A set of vivid red, green and blue pixels based on aluminum nanostructures
are shown in a liquid crystal display (left: schematic, right: digital photograph).
Credit: American Chemical Society
(January 6, 2016) Whether showing off family photos on smartphones or watching TV shows on laptops, many people look at liquid crystal displays (LCDs) every day. LCDs are continually being improved, but almost all currently use color technology that fades over time. Now, a team reports in ACS Nano that using aluminum nanostructures could provide a vivid, low-cost alternative for producing digital color.
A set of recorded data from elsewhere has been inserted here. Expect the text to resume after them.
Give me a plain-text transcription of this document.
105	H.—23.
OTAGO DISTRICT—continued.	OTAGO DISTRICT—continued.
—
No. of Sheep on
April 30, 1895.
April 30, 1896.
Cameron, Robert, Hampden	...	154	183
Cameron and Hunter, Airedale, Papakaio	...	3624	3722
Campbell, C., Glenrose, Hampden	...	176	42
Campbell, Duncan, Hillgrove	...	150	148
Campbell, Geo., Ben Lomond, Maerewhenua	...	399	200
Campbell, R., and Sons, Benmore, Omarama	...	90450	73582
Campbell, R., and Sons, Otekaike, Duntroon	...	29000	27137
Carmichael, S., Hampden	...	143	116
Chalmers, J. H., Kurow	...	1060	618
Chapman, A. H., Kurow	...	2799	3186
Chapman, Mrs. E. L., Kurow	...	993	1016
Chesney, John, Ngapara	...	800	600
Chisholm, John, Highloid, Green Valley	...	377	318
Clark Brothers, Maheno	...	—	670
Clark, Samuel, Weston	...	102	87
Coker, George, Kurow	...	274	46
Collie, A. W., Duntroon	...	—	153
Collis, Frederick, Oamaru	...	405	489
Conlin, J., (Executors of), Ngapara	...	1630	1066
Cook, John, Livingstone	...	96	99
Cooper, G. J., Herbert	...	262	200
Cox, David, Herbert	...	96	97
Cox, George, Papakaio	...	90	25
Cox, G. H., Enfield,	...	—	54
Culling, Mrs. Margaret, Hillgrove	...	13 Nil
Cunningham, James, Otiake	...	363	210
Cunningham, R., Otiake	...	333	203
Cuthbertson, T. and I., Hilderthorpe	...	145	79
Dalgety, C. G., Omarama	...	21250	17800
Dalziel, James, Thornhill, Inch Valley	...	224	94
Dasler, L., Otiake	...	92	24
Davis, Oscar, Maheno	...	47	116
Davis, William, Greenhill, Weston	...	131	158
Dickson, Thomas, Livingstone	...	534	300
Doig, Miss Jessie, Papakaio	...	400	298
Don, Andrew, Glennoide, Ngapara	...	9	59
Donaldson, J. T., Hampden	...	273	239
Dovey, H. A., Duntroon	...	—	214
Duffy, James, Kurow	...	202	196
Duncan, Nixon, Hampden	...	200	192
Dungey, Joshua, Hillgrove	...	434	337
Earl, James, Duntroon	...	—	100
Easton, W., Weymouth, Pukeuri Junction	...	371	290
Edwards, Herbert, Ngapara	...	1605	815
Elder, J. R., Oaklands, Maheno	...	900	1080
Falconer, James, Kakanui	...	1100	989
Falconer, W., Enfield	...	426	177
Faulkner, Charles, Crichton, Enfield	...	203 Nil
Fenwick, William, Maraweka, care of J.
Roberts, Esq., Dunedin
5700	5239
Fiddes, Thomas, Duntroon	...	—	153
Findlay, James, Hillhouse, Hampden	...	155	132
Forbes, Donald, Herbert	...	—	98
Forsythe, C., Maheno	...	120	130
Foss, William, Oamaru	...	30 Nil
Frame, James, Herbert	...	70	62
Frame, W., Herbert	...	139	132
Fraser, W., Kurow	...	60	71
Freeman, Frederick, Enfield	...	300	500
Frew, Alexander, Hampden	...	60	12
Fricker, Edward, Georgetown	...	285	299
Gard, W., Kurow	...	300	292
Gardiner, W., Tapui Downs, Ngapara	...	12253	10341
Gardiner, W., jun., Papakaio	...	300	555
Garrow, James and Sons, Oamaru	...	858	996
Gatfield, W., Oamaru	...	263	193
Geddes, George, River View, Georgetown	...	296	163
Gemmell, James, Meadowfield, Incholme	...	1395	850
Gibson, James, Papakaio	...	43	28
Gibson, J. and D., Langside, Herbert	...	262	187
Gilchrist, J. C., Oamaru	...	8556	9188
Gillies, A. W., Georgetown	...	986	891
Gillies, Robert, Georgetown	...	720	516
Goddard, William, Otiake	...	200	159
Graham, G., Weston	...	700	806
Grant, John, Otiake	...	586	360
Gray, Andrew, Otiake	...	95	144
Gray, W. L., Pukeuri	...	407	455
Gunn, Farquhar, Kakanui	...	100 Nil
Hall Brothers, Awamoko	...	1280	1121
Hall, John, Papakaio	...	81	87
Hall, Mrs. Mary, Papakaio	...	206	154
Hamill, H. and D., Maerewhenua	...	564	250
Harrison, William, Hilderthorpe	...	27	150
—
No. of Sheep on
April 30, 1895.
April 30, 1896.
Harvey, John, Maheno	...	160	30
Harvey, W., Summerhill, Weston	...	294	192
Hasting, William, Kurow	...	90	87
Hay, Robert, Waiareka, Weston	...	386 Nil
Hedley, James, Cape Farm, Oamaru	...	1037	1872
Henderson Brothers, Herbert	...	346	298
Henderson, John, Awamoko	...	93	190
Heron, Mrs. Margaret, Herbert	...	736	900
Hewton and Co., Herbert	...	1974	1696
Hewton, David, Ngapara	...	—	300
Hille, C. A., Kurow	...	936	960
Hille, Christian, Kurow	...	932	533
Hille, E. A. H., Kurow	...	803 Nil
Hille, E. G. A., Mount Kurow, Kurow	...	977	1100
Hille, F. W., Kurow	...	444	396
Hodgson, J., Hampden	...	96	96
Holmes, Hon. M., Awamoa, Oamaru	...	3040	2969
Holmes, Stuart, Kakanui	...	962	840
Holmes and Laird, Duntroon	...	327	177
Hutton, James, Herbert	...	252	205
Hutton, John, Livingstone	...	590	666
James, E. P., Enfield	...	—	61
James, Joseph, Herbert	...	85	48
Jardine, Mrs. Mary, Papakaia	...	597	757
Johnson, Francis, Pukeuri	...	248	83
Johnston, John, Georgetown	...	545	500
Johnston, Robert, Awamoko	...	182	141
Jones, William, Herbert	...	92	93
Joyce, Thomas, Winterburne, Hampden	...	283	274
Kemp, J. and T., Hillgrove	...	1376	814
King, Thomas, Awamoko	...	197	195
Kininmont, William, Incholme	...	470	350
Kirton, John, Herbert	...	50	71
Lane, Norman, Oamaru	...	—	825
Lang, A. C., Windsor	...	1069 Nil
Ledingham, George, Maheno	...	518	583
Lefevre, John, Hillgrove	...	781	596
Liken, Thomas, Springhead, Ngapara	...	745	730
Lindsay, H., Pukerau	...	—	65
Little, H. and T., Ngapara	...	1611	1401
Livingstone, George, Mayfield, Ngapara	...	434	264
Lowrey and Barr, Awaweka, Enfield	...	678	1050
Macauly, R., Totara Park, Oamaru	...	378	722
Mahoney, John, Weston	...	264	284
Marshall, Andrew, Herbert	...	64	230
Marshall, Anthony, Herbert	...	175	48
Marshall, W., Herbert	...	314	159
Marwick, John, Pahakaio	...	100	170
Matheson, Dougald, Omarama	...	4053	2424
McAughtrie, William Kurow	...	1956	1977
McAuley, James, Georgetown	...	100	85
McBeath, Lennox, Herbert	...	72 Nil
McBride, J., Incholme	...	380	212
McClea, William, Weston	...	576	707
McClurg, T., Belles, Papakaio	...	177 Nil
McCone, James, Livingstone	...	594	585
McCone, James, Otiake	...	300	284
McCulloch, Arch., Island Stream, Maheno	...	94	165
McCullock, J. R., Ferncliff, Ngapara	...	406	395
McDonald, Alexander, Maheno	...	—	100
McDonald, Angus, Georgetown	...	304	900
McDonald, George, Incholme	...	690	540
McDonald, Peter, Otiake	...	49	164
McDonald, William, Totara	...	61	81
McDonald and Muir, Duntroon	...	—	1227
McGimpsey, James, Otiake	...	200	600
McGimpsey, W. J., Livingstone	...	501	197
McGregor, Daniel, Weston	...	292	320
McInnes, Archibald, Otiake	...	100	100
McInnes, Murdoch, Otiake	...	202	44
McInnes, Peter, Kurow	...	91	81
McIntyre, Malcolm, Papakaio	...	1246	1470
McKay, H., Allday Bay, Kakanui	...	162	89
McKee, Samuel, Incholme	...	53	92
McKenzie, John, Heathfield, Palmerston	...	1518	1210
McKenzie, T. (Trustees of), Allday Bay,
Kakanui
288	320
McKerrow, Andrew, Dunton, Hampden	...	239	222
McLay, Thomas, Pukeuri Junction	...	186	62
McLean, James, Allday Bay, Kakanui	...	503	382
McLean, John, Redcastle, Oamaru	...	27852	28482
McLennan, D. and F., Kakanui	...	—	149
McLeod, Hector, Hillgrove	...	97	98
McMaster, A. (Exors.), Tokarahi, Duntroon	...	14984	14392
Conventional color technology used in displays is susceptible to photobleaching, or fading. So researchers have looked toward aluminum nanoparticles that can display colors in electronics, thanks to a property called “plasmon resonance.” To create plasmonic color devices, researchers group nanostructures into arrays called pixels. Color is generated by scattering light onto the pixels, with different arrangements creating different colors. Aluminum plasmonic pixels are advantageous for use in electronic displays because they are inexpensive and can be made in an ultrasmall size, which can increase image resolution. But these pixels create muted and dull colors. In a recent publication, Stephan Link and colleagues developed a method that allows the red end of the color spectrum to be more vibrant. Now, the same team reports another approach that makes the blue end of the spectrum much more brilliant, too.